"Crom is strong! If I die, I have to go before him, and he will ask me, 'What is the riddle of steel?' If I don't know it, he will cast me out of Valhalla and laugh at me."
Conan the Barbarian
Basic Information
The Riddle of Steel is1] a piece of mysticism associated with the nature of steel and sometimes shown as being able to make a man better at wielding it once it is understood. This idea was probably popularised in Western Culture by the 1982 John Milus film Conan the Barbarian, in which it is a key part of the hero's religion. Given the character of the sword as the archetypal warrior's weapon, and the almost unarguable superiority of steel for swordsmithing, it makes sense for the riddle to be mainly applied to swords2. For those who want to use the riddle of steel as a theme in their own games, there follows a series of suggestions as to what it might be:
- The iron ore thinks it is senselessly tortured in the furnace - the steel blade remembers and knows better: A Japanese proverb much cited on dojo walls, implying that hard, painful training transforms a Man into something far greater and that it is possible to trascend your own limitations if you are prepared to work for it.
- The steel is not as strong as the flesh that wields it: Essentially the answer given by the film: that it is the skill and dedication of the warrior that makes him great, regardless of the weapon he uses.
- How can a thing be both hard and flexible?: Based on the observation that low carbon steel won't take and hold an edge, but high carbon steel is brittle and shatters easily; ideally a blade should have the best of both and the worst of neither - a reminder to the warrior not to always use the same approach.
- As steel sharpens steel, so one man sharpens another: PRV27:17 - only by practise against other people can you ever really learn to fight. No amount of drill or meditation will ever make you a great swordsman.
- Charcoal crumbles; iron dents.
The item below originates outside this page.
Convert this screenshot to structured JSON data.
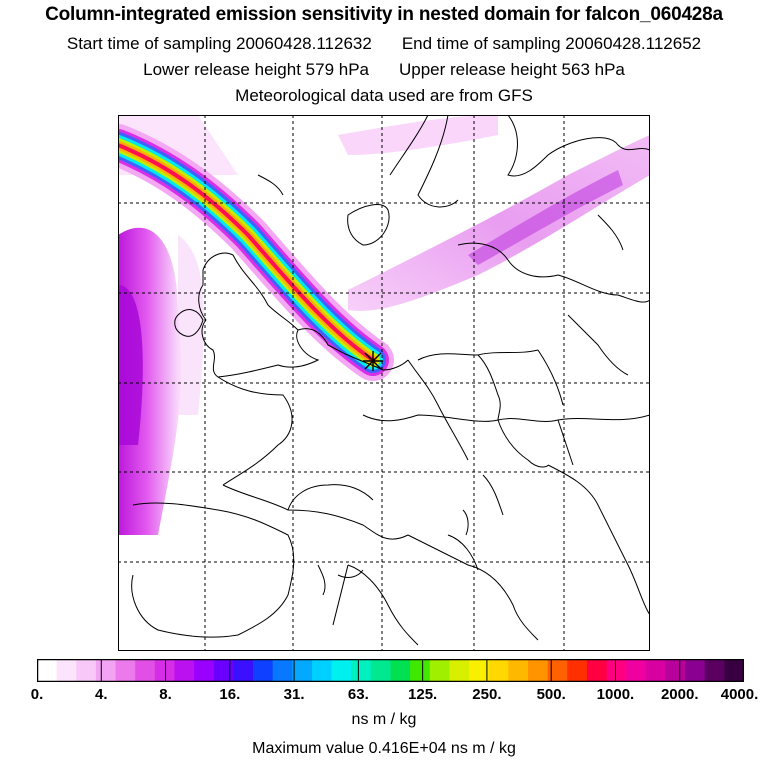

How can steel do neither?: Combining multiple styles can do things that neither can do alone - an instruction to broaden one's horizons when possible.
…any or all of those could turn out to be the "true" answer.
Sources
Game and Story Use
- Seeking the riddle of steel may well be a character's life's work - and learning the answer may not be as simple as looking it up on a wiki - after all, knowing any of the above won't make you a better swordsman unless you do something with that knowledge.
- In the same way, being able to forge reliable steel in a repeatable manner is a significant technological breakthrough - even if you don't know that that is what you have done. In an iron-age community, a man who can make steel is a valuable asset and worth the patronage and protection of a king or other magnate able to afford top quality weapons.
- Of course, knowing the answer to the riddle in character may do something right away - especially if steel is fairly esoteric stuff in the setting. Perhaps to an iron-age warrior who is used to metals having only a single character, the idea that you can combine strength and flexibility without becoming useless - indeed the idea that being able to give way might actually make you "stronger" - could be a true revalation3.
- Perhaps an esoteric understanding of how the metal of your armour works might be of benefit as well somehow.
- Without the shell, the blade falls to the ground; without the blade, the shell can do nothing, anyone? Or cloth for hammers, rings for spikes, plates for blades?
- Other bits of steel might have their own lessons. That the unshod horse is useful does not make the horseshoe useless, maybe?
- And maybe the Riddle of Steel can be updated to use other materials for other professions. Does your scribe worry that Thoth will ask him for the Riddle of Ink? Maybe your inventor is seeking the Riddle of the Transistor.